JakartaBicara, Jakarta – Perkumpulan Indonesia Waste Management di inisiasi oleh segelintir orang yang concerns terhadap permasalahan sampah di Indonesia, di mana Indonesia dikenal sebagai penghasil sampah plastik nomor 2 di dunia.
Tempat pembuangan akhir (TPA) sampah di kota-kota besar di Indonesia sudah kritis (penuh). Sementara pengadaan lahan untuk perluasan TPA sudah sangat sulit, akibat harga lahan mahal dan juga ketatnya persyaratan lingkungan disebabkan potensi timbulnya interaksi sosial dari masyarakat yang keberatan.
Pemerintah mengeluarkan banyak regulasi, salah satunya Perpres 35 tahun 2018 untuk mendorong percepatan pembangunan fasilitas pembangkit tenaga listrik berbasis sampah (PSEL/PLTSa) di 12 kota besar yang rata-rata volume sampahnya sangat besar berkisar 1000-2000 Ton/hari.

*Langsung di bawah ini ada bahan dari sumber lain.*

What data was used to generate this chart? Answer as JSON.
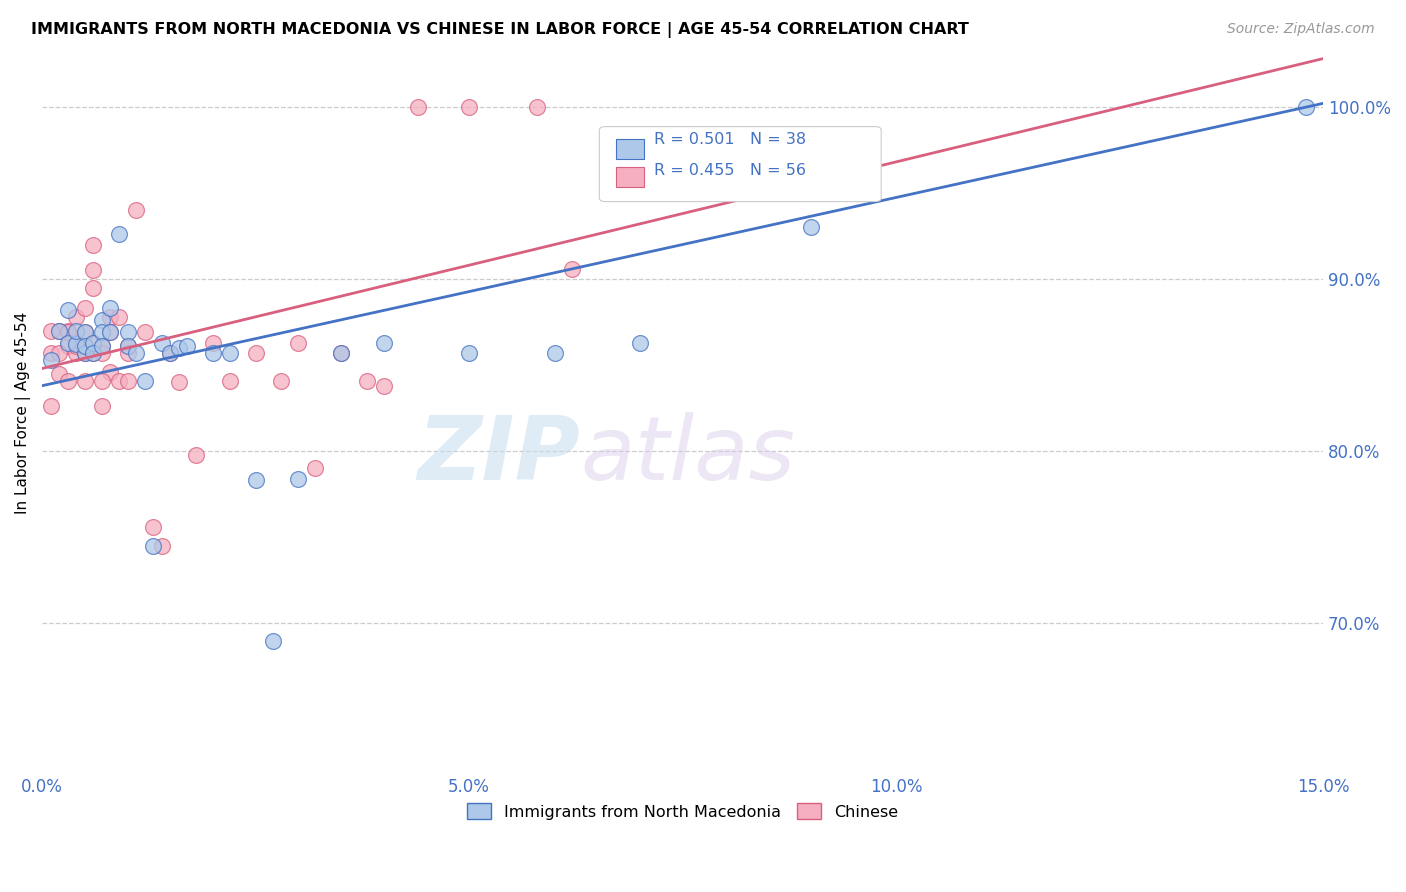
{
  "title": "IMMIGRANTS FROM NORTH MACEDONIA VS CHINESE IN LABOR FORCE | AGE 45-54 CORRELATION CHART",
  "source": "Source: ZipAtlas.com",
  "ylabel": "In Labor Force | Age 45-54",
  "xlim": [
    0.0,
    0.15
  ],
  "ylim": [
    0.615,
    1.03
  ],
  "ytick_labels": [
    "70.0%",
    "80.0%",
    "90.0%",
    "100.0%"
  ],
  "ytick_values": [
    0.7,
    0.8,
    0.9,
    1.0
  ],
  "xtick_labels": [
    "0.0%",
    "5.0%",
    "10.0%",
    "15.0%"
  ],
  "xtick_values": [
    0.0,
    0.05,
    0.1,
    0.15
  ],
  "blue_R": 0.501,
  "blue_N": 38,
  "pink_R": 0.455,
  "pink_N": 56,
  "blue_color": "#adc8e8",
  "pink_color": "#f5afc0",
  "blue_line_color": "#4472c4",
  "pink_line_color": "#d95f7f",
  "legend_label_blue": "Immigrants from North Macedonia",
  "legend_label_pink": "Chinese",
  "watermark_zip": "ZIP",
  "watermark_atlas": "atlas",
  "blue_x": [
    0.001,
    0.002,
    0.003,
    0.003,
    0.004,
    0.004,
    0.005,
    0.005,
    0.005,
    0.006,
    0.006,
    0.007,
    0.007,
    0.007,
    0.008,
    0.008,
    0.009,
    0.01,
    0.01,
    0.011,
    0.012,
    0.013,
    0.014,
    0.015,
    0.016,
    0.017,
    0.02,
    0.022,
    0.025,
    0.027,
    0.03,
    0.035,
    0.04,
    0.05,
    0.06,
    0.07,
    0.09,
    0.148
  ],
  "blue_y": [
    0.853,
    0.87,
    0.882,
    0.863,
    0.862,
    0.87,
    0.857,
    0.869,
    0.861,
    0.863,
    0.857,
    0.876,
    0.869,
    0.861,
    0.883,
    0.869,
    0.926,
    0.869,
    0.861,
    0.857,
    0.841,
    0.745,
    0.863,
    0.857,
    0.86,
    0.861,
    0.857,
    0.857,
    0.783,
    0.69,
    0.784,
    0.857,
    0.863,
    0.857,
    0.857,
    0.863,
    0.93,
    1.0
  ],
  "pink_x": [
    0.001,
    0.001,
    0.002,
    0.002,
    0.003,
    0.003,
    0.003,
    0.004,
    0.004,
    0.004,
    0.005,
    0.005,
    0.005,
    0.005,
    0.006,
    0.006,
    0.006,
    0.006,
    0.007,
    0.007,
    0.007,
    0.008,
    0.008,
    0.008,
    0.009,
    0.009,
    0.01,
    0.01,
    0.01,
    0.011,
    0.012,
    0.013,
    0.014,
    0.015,
    0.016,
    0.018,
    0.02,
    0.022,
    0.025,
    0.028,
    0.03,
    0.032,
    0.035,
    0.038,
    0.04,
    0.044,
    0.05,
    0.058,
    0.062,
    0.001,
    0.002,
    0.003,
    0.004,
    0.005,
    0.006,
    0.007
  ],
  "pink_y": [
    0.857,
    0.826,
    0.87,
    0.845,
    0.87,
    0.861,
    0.841,
    0.878,
    0.863,
    0.857,
    0.883,
    0.869,
    0.861,
    0.841,
    0.92,
    0.905,
    0.895,
    0.857,
    0.861,
    0.857,
    0.826,
    0.878,
    0.869,
    0.846,
    0.878,
    0.841,
    0.861,
    0.857,
    0.841,
    0.94,
    0.869,
    0.756,
    0.745,
    0.857,
    0.84,
    0.798,
    0.863,
    0.841,
    0.857,
    0.841,
    0.863,
    0.79,
    0.857,
    0.841,
    0.838,
    1.0,
    1.0,
    1.0,
    0.906,
    0.87,
    0.857,
    0.869,
    0.861,
    0.857,
    0.863,
    0.841
  ]
}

Kondisi tersebut menjadi bagian yang dibahas oleh rekan-rekan yang tergabung dalam WhatsApp Group bernama Indonesian Waste Management (IWM) yang anggotanya bersifat sukarela datang dari berbagai latar belakang pengetahuan, keahlian khusus yang spesifik untuk pengelolaan sampah.
Komunitas ini mencoba untuk ikut serta berpartisipasi melalui workshop dan FGD yang secara intens memberikan saran, solusi untuk pengelolaan sampah dengan teknologi lokal, terutama di daerah-daerah kawasan sumber yang bervolume sampahnya masih relatif tidak besar, berkisar 10-50 Ton/hari.
Teknologi peralatan pengolahan sampah yang dibuat oleh anggota IWM banyak bermunculan, seperti mesin karbonisasi pembuat pupukdan asap cair, gasifikasi sampah menjadi listrik, sampah menjadi pellet (TOSS) untuk cofiring, teknologi Refused Drive Fuel (RDF), Solid Recovery Fuel (SRF), reaktor pemanfaatan palstik menjadi BBM, pembakaran sampah dengan reactor incinerator tinggi, pembuatan kompos, pemanfaatan sampah organik untuk budidaya maggot, dan lain-lain.
Belajar dari kondisi penanganan PSEL/PLTSa skala besar yang belum berjalan lancar masih banyak ditemukan hambatan-hambatan non teknis seperti faktor keekonomian proyek jaminan bahan baku sampah yang digunakan oleh PSEL/PLTSa, ketersediaan anggaran.
Untuk itu pemerintah dan masyarakat harus bekerja sama mengoptimalkan pelaksanaan pengurangan, pemanfaatan dan daur ulang sampah di hulu yang dikenal istilah 3R (Reduce, Reuse and Recycle), serta dengan menerapkan Polluter Pay Priciple. Upaya ini harus dilakukan untuk mengurangi volume sampah yang menumpuk di TPS dan diangkut ke TPA yang sudah overload.
Bila sampah dapat diolah dan dikurangi sumbernya (hulu), dengan menggunakan teknologi anak bangsa (teknologi lokal), maka upaya ini akan memperpanjang umur TPS yang secara tidak langsung akan mengurangi paparan emisi karbon yang berdampak pada zero emission sebagai hajat bersama masyarakat global dalam menyelamatkan bumi.